Verse 4. We have now come to the second head of the Psalm. In this verse the contrast of the ill estate of the wicked is employed to heighten the coloring of that fair and pleasant picture which precedes it. The more forcible translation of the Vulgate and of the Septuagint version is— "Not so the ungodly, not so." And we are hereby to understand that whatever good thing is said of the righteous is not true in the case of the ungodly. Oh! how terrible is it to have a double negative put upon the promises! and yet this is just the condition of the ungodly. Mark the use of the term "ungodly," for, as we have seen in the opening of the Psalm, these are the beginners in evil, and are the least offensive of sinners.
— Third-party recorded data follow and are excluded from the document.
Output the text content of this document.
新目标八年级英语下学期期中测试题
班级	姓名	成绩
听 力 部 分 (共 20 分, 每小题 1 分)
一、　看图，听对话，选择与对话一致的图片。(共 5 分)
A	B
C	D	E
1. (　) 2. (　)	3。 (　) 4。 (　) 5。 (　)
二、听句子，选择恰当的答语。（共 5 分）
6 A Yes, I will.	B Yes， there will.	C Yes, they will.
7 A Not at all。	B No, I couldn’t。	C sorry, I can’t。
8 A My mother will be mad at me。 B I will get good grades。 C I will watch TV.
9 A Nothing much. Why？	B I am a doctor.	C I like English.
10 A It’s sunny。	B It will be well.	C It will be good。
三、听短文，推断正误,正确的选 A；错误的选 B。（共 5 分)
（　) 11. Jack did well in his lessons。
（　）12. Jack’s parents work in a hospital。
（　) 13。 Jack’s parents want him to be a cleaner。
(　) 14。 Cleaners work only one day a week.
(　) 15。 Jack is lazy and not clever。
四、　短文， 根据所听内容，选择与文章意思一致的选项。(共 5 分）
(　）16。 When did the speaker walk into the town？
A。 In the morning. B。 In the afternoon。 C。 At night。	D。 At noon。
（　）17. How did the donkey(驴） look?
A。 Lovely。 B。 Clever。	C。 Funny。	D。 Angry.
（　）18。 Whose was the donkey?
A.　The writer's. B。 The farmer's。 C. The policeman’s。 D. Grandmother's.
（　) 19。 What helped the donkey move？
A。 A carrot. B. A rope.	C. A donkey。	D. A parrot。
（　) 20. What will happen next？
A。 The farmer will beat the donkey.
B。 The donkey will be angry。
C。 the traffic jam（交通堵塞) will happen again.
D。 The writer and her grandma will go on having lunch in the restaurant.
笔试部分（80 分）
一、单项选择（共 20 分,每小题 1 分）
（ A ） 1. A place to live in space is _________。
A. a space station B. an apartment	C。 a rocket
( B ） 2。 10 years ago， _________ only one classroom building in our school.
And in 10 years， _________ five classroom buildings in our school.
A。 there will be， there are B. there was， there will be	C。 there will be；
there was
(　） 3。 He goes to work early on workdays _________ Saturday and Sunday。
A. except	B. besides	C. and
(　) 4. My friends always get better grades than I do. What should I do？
Oh! if such is the sad state of those who quietly continue in their morality, and neglect their God, what must be the condition of open sinners and shameless infidels? The first sentence is a negative description of the ungodly, and the second is the positive picture. Here is their character — "they are like chaff," intrinsically worthless, dead, unserviceable, without substance, and easily carried away. Here, also, mark their doom, — "the wind driveth away;" death shall hurry them with its terrible blast into the fire in which they shall be utterly consumed.

Verse 5. They shall stand there to be judged, but not to be acquitted. Fear shall lay hold upon them there; they shall not stand their ground; they shall flee away; they shall not stand in their own defence; for they shall blush and be covered with eternal contempt.

Well may the saints long for heaven, for no evil men shall dwell there, "nor sinners in the congregation of the righteous." All our congregations upon earth are mixed. Every Church hath one devil in it. The tares grow in the same furrows as the wheat. There is no floor which is as yet thoroughly purged from chaff. Sinners mix with saints, as dross mingles with gold. God's precious diamonds still lie in the same field with pebbles. Righteous Lots are this side heaven continually vexed by the men of Sodom. Let us rejoice then, that in "the general assembly and church of the firstborn" above, there shall by no means be admitted a single unrenewed soul. Sinners cannot live in heaven. They would be out of their element. Sooner could a fish live upon a tree than the wicked in Paradise. Heaven would be an intolerable hell to an impenitent man, even if he could be allowed to enter; but such a privilege shall never be granted to the man who perseveres in his iniquities. May God grant that we may have a name and a place in his courts above!

Verse 6. Or, as the Hebrew hath it yet more fully, "The Lord is knowing the way of the righteous." He is constantly looking on their way, and though it may be often in mist and darkness, yet the Lord knoweth it. If it be in the clouds and tempest of affliction, he understandeth it. He numbereth the hairs of our head; he will not suffer any evil to befall us. "He knoweth the way that I take: when He hath tried me, I shall come forth as gold." (Job 23:10.) "But the way of the ungodly shall perish." Not only shall they perish themselves, but their way shall perish too. The righteous carves his name upon the rock, but the wicked writes his remembrance in the sand. The righteous man ploughs the furrows of earth, and sows a harvest here, which shall never be fully reaped till he enters the enjoyments of eternity; but as for the wicked, he ploughs the sea, and though there may seem to be a shining trail behind his keel, yet the waves shall pass over it, and the place that knew him shall know him no more for ever. The very "way" of the ungodly shall perish. If it exist in remembrance, it shall be in the remembrance of the bad; for the Lord will cause the name of the wicked to rot, to become a stench in the nostrils of the good, and to be only known to the wicked themselves by its putridity.

May the Lord cleanse our hearts and our ways, that we may escape the doom of the ungodly, and enjoy the blessedness of the righteous!